Interestingly enough, these situations happen all the time--just on a much smaller scale. They may even be happening in your business.
The one thing that matters
In remote work pioneers Liam Martin and Rob Rawson's recent book, Running Remote, they pose the idea that in-person work environments are prone to a number of biases that remote environments are able to largely avoid. And coincidentally, they use the rise and fall of WeWork to show what can happen in extreme cases.
Here's the premise. When you work in an office, there are hundreds of subconscious biases like personality, office politics, looks, and more that affect the way you think about your coworkers and, by extension, alter your decision-making.
These factors aren't always significant, but they can cause problems. They might allow people to slide by on performance reviews or dupe their managers into thinking they're performing well when the reality is quite different.
Even something as simple as staying late at the office can make it appear as if someone's doing a good job. But really, there's no way of knowing without numbers to back up their performance.

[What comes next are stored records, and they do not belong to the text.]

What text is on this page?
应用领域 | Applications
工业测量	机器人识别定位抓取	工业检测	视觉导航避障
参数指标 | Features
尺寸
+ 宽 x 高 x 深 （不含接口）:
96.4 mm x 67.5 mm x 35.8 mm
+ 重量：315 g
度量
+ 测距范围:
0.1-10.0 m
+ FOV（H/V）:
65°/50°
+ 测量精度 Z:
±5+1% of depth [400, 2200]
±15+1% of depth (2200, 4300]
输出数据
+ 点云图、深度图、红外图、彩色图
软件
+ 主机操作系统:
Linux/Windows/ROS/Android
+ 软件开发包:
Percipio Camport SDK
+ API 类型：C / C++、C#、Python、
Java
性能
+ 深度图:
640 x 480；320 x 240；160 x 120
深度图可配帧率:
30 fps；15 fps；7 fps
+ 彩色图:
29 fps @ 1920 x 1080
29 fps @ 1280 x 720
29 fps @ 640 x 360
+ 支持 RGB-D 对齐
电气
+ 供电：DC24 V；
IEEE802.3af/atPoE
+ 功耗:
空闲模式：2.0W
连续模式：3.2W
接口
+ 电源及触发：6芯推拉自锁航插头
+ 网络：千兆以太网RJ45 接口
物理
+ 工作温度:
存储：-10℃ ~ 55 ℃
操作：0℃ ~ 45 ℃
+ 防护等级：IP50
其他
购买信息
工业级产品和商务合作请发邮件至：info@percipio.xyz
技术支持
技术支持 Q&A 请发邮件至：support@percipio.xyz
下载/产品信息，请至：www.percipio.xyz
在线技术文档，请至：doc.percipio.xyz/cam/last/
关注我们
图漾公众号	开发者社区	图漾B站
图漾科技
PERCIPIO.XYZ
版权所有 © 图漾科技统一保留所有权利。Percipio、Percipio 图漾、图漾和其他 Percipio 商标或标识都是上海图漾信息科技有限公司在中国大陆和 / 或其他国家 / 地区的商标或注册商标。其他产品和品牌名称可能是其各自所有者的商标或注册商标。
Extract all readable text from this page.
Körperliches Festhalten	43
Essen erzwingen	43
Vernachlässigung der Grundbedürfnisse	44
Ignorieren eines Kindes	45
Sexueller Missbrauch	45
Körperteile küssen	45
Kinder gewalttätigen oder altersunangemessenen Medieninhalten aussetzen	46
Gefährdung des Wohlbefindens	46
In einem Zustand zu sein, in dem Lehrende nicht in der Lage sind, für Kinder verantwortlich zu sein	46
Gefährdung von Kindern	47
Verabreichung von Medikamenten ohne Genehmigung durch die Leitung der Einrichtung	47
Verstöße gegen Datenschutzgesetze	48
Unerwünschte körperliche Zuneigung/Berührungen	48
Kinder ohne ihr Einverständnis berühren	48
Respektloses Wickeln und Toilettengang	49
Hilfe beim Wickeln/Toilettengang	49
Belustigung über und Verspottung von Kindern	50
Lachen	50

In a remote environment, these biases are not eliminated entirely, but they're much less of a factor. That's because in a remote environment, you're practically forced to rely on metrics to determine whether people are (or aren't) performing at the level required of them. In a remote environment, there are results or there aren't--it's that simple.
In most in-person workplaces, these personal biases might result in favoritism, underperformance, and interpersonal disputes. WeWork is an example of what can happen in an extreme case.
Neumann relied on his charismatic personality--and not much else--to portray himself as the ultimate business visionary, duping investors into wasting billions of dollars on an underperforming company and ultimately affecting thousands of lives. In the words of Martin and Rawson, "The sorry truth was that Neumann wasn't a visionary, as much as he was an incredibly charismatic cult leader."
So, has he learned his lesson?
I think there's a key lesson here for entrepreneurs, investors, and I suppose Adam Neumann, if this gets on his radar.
Whether you're remote or not, business and individual performance should always be backed up with metrics. Martin and Rawson suggest choosing one metric for each person at your company. It's a good strategy, and if you choose to implement it, start by having a candid conversation with each individual.
Ask your employees how they'd like their progress to be measured. Not only do they know the intricacies of their role, but giving them the option to choose how they'll be measured gives them ownership over their performance. When people own their metrics and feel confident they can improve them, they'll be motivated to perform well and seek out new ways to achieve greater results.
This helps leaders gauge progress, but it also provides a clear opportunity for employees to show their strengths and climb the ranks based on merit. Whether you're asking for a raise or millions of dollars in funding for your next startup, it's a whole lot easier when you have metrics to back you up.